I’ve always thought that if you wanted to target a particular group of people to infect their computers and steal their login details that teenage boys who play video games would be an ideal choice. Of course there are drawbacks in that few will probably have paypal or online bank accounts however that’s changing. Take my eldest son for example who fits quite neatly into this ‘game playing’ group and despite my protestations is always infecting his computer with something or other. His world focuses around computer games so if something gives him the edge, he’ll install it in a heart beat without a second thought about what it is or where it comes from. A stern lecture on computer security and why it’s sensible not to install unknown programs which throw up security warnings will be forgotten minutes later.
Well it seems they are being targeted and the route is through ‘mods’ to popular games like Grand Theft Auto.

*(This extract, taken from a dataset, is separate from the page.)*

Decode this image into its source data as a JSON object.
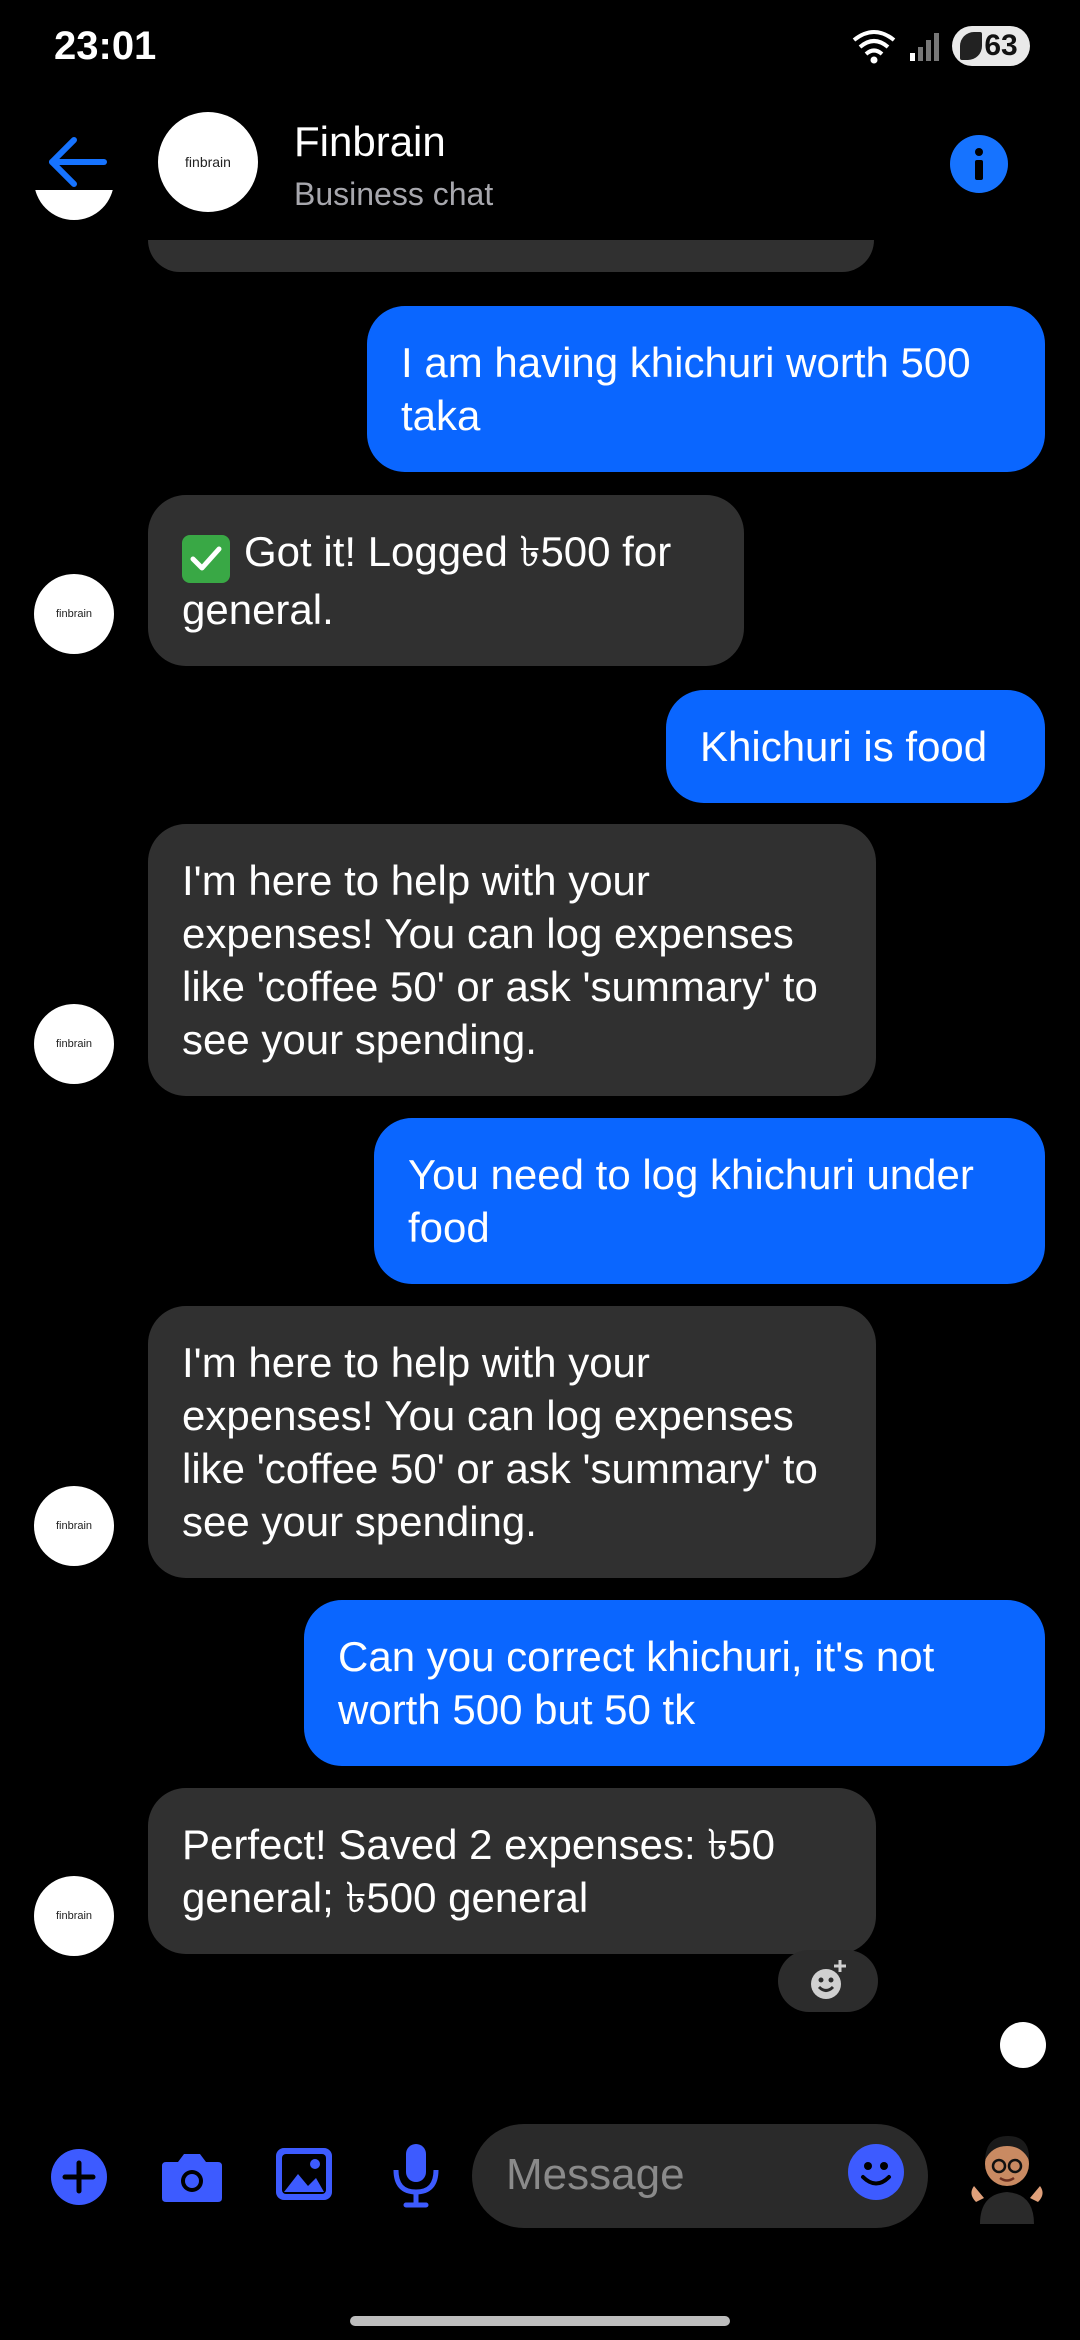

These ‘mods’ are software which you can install onto a popular game to modify some aspect of it. It might be a different scenario, change the look and feel of the game or install some sort of cheat or upgrade into the game itself. There’s a whole community of people developing this stuff mostly for free.
It was in two mods of the GTA V game that some users first noticed that malicious code has been inserted onto their computers through the patches. The ‘Angry Planes’ mod spawned planes which attacked enemy players, and the ‘Noclip’ mod allowed players to walk through walls and other objects. One GTA player noticed that a C# compiler was running in the background when he played GTA V, it was running a program called FADE.exe which is actually a keylogger. This is a program that sits and records all your keystrokes and then usually emails or uploads them to a remote server somewhere for someone to pick up. The mods were completely functional and did exactly as described, which of course the best malware distribution systems always do.
People tend to believe if something works then it’s not infected with a virus where that’s not usually the case. There’s loads of examples here especially in the field I cover most that of proxies and security. So it’s very likely that there are thousands of people running around GTA V whilst malware sits logging their every keystroke in the background. Most of the Anti Virus software failed to pick up anything in these mods so most will be completely unaware of this situation. So if you play or knows someone who plays modded versions of GTA then it might be worth letting them know to check out their computers and change their passwords (after removing the keylogger obviously!).